Foster closed his eyes and found himself somewhere else, it was his favorite memory. He and Lizzy were seated at the top of a hill. Foster’s father had known a man who had lived in a retirement community nestled in the Northern California Bay Area hills. They’d been visiting some old friends of Foster’s while on a bender that had found them in the area, so Foster knew exactly where to go. The retirement community had a series of roads and houses that wove their way up into the hills, and at a certain point you could pull off to an overlook that allowed you to see all the way to San Francisco, it was the best view in the whole area. They sat smoking a joint Foster had smuggled in with him, he’d been able to talk the guard at the front gate into letting them in fairly easily, one thing Foster’s father had taught him, “Everyone can be bribed, its just a matter of knowing what with.”

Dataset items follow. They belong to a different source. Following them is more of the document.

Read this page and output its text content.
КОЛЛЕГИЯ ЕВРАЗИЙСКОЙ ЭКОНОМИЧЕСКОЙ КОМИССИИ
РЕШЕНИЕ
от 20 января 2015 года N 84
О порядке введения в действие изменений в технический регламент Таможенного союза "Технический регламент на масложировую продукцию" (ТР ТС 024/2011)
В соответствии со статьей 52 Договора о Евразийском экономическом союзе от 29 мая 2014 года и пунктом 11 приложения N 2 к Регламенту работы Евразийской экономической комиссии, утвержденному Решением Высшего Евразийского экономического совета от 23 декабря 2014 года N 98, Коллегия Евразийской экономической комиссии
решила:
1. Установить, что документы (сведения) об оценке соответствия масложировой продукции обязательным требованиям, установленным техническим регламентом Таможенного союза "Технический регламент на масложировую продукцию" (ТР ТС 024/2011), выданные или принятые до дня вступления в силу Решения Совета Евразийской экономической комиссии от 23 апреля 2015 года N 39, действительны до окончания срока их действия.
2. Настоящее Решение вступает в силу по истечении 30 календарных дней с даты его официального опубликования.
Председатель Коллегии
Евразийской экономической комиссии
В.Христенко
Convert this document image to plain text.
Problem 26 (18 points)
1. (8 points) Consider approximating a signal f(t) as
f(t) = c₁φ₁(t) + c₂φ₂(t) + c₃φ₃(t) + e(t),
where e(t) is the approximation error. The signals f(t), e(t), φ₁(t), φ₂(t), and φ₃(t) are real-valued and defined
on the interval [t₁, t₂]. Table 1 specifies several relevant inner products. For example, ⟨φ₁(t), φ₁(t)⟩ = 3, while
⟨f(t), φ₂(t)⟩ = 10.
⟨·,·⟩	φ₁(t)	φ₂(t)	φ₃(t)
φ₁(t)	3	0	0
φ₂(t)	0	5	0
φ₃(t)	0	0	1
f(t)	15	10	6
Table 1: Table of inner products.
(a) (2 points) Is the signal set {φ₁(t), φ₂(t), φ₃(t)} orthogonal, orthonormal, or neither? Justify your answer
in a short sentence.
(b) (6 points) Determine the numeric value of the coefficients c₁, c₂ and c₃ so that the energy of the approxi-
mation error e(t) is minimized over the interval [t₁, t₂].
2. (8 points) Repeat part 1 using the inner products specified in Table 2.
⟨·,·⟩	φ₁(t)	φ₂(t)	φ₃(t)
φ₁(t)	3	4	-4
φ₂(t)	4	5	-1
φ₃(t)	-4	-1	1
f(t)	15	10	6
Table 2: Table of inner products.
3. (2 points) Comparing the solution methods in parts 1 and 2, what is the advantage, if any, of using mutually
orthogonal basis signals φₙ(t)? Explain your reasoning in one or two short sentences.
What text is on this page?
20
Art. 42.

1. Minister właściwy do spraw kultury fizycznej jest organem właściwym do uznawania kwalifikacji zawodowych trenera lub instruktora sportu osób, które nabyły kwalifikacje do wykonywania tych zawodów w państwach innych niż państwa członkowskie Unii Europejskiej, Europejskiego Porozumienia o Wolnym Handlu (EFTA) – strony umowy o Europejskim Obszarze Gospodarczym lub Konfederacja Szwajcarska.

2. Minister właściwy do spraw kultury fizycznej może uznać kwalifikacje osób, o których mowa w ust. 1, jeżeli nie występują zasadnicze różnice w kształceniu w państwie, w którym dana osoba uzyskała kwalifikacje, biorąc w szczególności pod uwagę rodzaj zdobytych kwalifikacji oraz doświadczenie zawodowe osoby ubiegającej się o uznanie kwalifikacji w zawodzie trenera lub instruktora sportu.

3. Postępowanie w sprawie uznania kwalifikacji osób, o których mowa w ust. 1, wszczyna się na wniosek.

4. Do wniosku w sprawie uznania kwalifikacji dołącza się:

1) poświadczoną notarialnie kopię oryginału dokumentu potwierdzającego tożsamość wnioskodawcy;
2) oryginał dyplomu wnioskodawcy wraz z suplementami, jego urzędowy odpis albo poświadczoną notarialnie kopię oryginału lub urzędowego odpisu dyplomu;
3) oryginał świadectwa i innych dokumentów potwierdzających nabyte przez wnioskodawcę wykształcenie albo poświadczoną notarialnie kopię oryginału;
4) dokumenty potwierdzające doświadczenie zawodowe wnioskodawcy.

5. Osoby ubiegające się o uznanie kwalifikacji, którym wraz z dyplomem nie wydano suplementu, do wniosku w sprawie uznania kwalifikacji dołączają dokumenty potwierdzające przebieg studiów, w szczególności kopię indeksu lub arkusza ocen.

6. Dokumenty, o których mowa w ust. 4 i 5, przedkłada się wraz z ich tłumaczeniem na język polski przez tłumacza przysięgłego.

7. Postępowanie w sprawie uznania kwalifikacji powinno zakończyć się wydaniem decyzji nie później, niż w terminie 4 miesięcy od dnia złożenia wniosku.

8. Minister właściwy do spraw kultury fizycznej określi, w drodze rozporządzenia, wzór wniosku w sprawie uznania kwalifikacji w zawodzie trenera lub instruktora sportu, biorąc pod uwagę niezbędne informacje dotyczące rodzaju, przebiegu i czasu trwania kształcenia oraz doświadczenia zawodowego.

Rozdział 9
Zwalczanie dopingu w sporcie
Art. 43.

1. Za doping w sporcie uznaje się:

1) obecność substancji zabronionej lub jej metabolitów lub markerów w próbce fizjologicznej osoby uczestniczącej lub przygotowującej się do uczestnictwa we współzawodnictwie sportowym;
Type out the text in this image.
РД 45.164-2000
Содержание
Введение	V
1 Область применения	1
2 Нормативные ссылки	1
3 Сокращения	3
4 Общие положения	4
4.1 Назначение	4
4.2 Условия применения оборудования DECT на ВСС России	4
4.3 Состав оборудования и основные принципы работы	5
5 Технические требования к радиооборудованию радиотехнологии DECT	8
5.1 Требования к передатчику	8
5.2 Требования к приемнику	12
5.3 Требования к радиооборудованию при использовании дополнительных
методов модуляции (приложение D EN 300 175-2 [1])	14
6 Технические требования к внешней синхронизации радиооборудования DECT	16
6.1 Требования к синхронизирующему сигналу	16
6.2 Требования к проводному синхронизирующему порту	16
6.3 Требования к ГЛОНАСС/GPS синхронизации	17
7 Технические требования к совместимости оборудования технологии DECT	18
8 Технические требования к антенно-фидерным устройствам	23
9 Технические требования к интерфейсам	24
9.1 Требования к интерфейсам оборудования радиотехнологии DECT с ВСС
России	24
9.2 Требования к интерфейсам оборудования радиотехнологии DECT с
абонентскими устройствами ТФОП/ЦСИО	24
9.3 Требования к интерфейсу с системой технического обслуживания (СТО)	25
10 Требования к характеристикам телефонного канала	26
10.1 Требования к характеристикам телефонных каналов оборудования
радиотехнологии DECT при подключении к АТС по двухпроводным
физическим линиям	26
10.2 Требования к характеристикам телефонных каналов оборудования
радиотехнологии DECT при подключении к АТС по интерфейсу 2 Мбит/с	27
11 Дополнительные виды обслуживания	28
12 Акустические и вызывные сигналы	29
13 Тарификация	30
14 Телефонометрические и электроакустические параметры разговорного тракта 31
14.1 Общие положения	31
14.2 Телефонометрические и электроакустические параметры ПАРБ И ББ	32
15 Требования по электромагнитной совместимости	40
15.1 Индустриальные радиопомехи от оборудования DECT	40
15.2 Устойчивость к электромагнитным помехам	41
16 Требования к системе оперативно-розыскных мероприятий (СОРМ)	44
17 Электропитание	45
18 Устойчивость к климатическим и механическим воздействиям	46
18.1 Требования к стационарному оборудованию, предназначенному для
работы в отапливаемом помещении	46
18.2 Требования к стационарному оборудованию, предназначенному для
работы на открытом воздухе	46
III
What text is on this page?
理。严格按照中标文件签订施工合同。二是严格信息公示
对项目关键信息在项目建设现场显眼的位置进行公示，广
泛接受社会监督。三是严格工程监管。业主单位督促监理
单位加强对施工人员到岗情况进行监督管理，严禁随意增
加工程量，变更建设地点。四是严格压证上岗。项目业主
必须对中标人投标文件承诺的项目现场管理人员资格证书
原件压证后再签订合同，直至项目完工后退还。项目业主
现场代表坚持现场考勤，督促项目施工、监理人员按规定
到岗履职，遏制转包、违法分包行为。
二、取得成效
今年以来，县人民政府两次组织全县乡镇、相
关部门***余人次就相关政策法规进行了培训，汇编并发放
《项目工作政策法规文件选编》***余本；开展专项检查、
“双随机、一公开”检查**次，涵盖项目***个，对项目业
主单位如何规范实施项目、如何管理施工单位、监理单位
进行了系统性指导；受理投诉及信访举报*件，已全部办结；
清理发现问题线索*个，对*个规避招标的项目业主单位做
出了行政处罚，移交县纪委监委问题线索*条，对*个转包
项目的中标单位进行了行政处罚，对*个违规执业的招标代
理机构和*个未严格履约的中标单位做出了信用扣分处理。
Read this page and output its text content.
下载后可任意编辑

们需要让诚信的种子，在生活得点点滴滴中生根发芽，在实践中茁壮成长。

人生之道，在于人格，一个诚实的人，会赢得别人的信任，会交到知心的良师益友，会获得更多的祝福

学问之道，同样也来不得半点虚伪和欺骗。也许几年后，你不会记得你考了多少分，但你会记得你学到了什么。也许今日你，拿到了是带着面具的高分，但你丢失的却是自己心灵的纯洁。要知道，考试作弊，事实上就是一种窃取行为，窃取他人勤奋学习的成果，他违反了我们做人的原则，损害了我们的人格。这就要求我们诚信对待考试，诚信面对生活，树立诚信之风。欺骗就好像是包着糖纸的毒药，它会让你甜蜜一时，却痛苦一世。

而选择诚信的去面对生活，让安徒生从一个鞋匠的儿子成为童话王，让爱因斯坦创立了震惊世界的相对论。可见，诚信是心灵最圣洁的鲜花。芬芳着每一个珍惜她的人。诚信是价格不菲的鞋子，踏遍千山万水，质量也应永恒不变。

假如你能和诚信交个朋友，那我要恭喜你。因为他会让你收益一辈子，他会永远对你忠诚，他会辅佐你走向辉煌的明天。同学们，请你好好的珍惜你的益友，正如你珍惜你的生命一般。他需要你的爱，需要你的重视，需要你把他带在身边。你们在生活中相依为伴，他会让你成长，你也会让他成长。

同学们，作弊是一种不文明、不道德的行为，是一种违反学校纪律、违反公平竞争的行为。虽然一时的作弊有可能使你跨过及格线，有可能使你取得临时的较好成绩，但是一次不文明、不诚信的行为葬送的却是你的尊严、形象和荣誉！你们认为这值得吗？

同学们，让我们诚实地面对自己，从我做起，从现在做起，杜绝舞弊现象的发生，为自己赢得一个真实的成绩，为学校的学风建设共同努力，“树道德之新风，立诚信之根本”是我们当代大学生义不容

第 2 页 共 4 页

They sat overlooking the city below them as the sun slowly faded beneath the horizon, but there was a moment when the sun hit Lizzy’s face just right, and her smile, an expression that made his heart sink just from recalling it. “This is how it should always be.” she said softly. She looked...at peace he had thought, and that made him feel peace, even if just for a brief moment, and he had decided right then he would always love her for that. For helping him see the beauty in the world even just for a second, instead of how ugly he knew it really was deep down. He remembered her this way now, and he felt the tinge of anger again. Foster opened his eyes again. Fists clenched. He started making preparations immediately.

...

A half hour later the RV started up, Foster thought he could see Elizabeth in the passenger seat as the vehicle drove off, back towards Cremshaw County, back towards the people who had killed her. Because Foster had read the journal, had absorbed the information in it, and he knew that by the time all was said and done, he was going to need to kill a whole lot of people.